The limits of Churchill’s magnanimity

Yesterday I noted Fred Thompson’s reference to Churchill’s “magnanimity.” In Aristotle’s analysis of the virtues, “magnanimity” stands at the summit of human excellence. In reading about Churchill, one cannot avoid observing Churchill’s greatness of soul. He was an extraordinarily magnanimous man.
He almost never allowed his frustrations and disappointments over the struggles of the day to be vented in a personal way, although the gentlemen against whom he contended never reciprocated. They treated him with small-minded contempt. Thompson’s example — Churchill’s tribute to Neville Chamberlain on the occasion of Chamberlain’s death — perfectly represents Churchill’s magnanimity.

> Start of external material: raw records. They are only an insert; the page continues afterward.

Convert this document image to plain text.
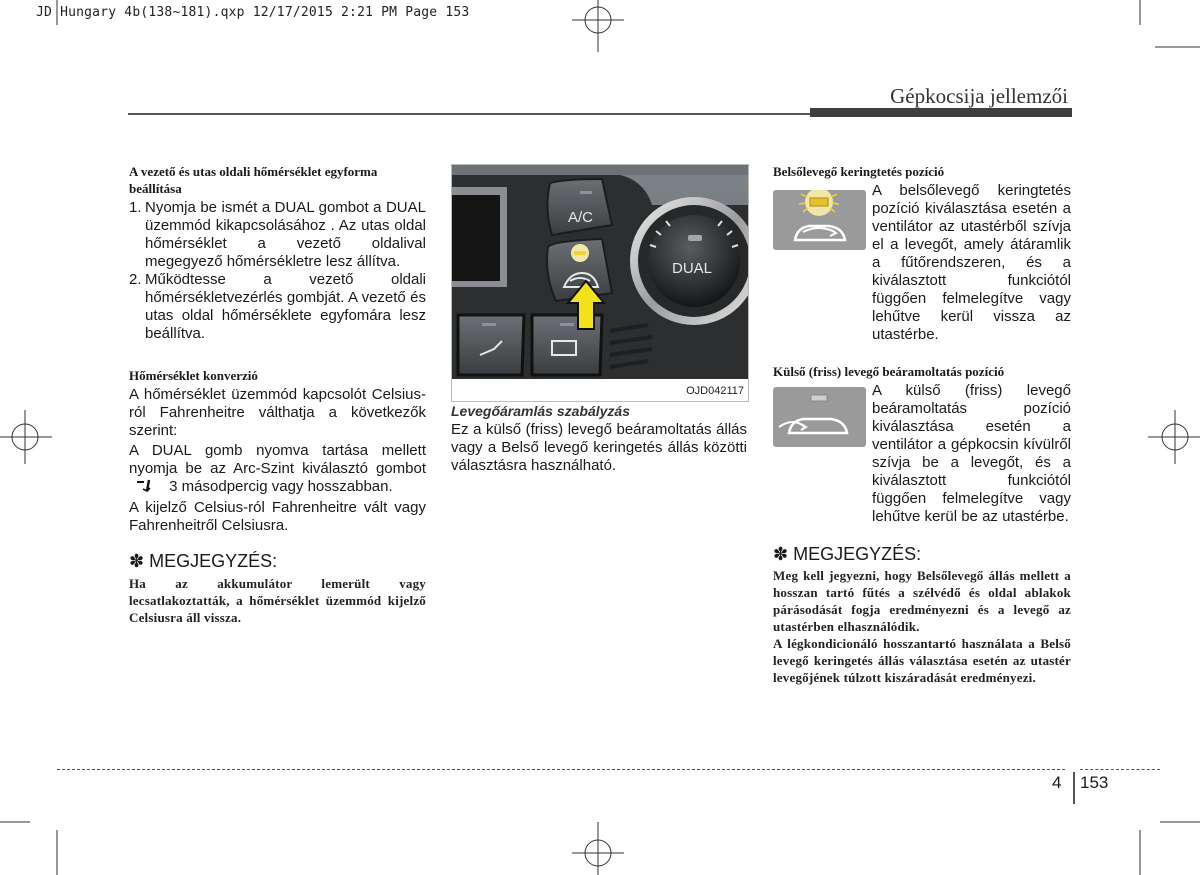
JD Hungary 4b(138~181).qxp 12/17/2015 2:21 PM Page 153
Gépkocsija jellemzői

A vezető és utas oldali hőmérséklet egyforma beállítása

1. Nyomja be ismét a DUAL gombot a DUAL üzemmód kikapcsolásához . Az utas oldal hőmérséklet a vezető oldalival megegyező hőmérsékletre lesz állítva.
2. Működtesse a vezető oldali hőmérsékletvezérlés gombját. A vezető és utas oldal hőmérséklete egyfomára lesz beállítva.

Hőmérséklet konverzió

A hőmérséklet üzemmód kapcsolót Celsius-ról Fahrenheitre válthatja a következők szerint:

A DUAL gomb nyomva tartása mellett nyomja be az Arc-Szint kiválasztó gombot  3 másodpercig vagy hosszabban.

A kijelző Celsius-ról Fahrenheitre vált vagy Fahrenheitről Celsiusra.

✽ MEGJEGYZÉS:

Ha az akkumulátor lemerült vagy lecsatlakoztatták, a hőmérséklet üzemmód kijelző Celsiusra áll vissza.

A/C
DUAL
OJD042117
Levegőáramlás szabályzás

Ez a külső (friss) levegő beáramoltatás állás vagy a Belső levegő keringetés állás közötti választásra használható.

Belsőlevegő keringtetés pozíció

A belsőlevegő keringtetés pozíció kiválasztása esetén a ventilátor az utastérből szívja el a levegőt, amely átáramlik a fűtőrendszeren, és a kiválasztott funkciótól függően felmelegítve vagy lehűtve kerül vissza az utastérbe.

Külső (friss) levegő beáramoltatás pozíció

A külső (friss) levegő beáramoltatás pozíció kiválasztása esetén a ventilátor a gépkocsin kívülről szívja be a levegőt, és a kiválasztott funkciótól függően felmelegítve vagy lehűtve kerül be az utastérbe.

✽ MEGJEGYZÉS:

Meg kell jegyezni, hogy Belsőlevegő állás mellett a hosszan tartó fűtés a szélvédő és oldal ablakok párásodását fogja eredményezni és a levegő az utastérben elhasználódik.

A légkondicionáló hosszantartó használata a Belső levegő keringetés állás választása esetén az utastér levegőjének túlzott kiszáradását eredményezi.

4 153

The single most striking exception to this general rule is Churchill’s comments on Stanley Baldwin, although I believe he reserved his frank estimate of Baldwin until Baldwin’s death. The reason for Churhchill’s low opinion of Baldwin deserves an essay to itself and fortunately Richard Langworth has written it.
Asked his advice on what should be done with Baldwin’s corpse, Churchill replied, “Embalm, cremate and bury. Take no chances.” But the comment that initially drew my attention to Churchill’s opinion of Baldwin was this one: “It would have been much better had he never lived.” Langworth shows, as you might expect, that much of the history of the British policy of appeasement can be drawn out of the story of Churchill’s estimate of Baldwin.
Churchill also had a notoriously fraught relationship with the BBC. The Churchill biographies note mostly in passing that the BBC systematically barred Churchill from discussing his defense and foreign policy views during the 1930’s. Sir John Reith was head of the BBC at the time. Manchester writes that “Reith saw to it that [Churchill] was seldom heard over the BBC…” In his monumentally voluminous diaries Reith wrote of Churchill, “I absolutely hate him.”
Why did Reith detest Churchill? In Reith’s eyes, Churchill was of course a warmonger, and Reith, not coincidentally, held Hitler in the highest regard.
Earlier this week John Humphrys interviewed John Bolton on his BBC Radio 4 program Today. EU Referendum provides an excellent summary of the interview here; the interview can be heard here. Listening to Bolton, one can observe that something of Churchill’s spirit survives. Listening to Humphrys, one can observe that something of Reith’s spirit survives.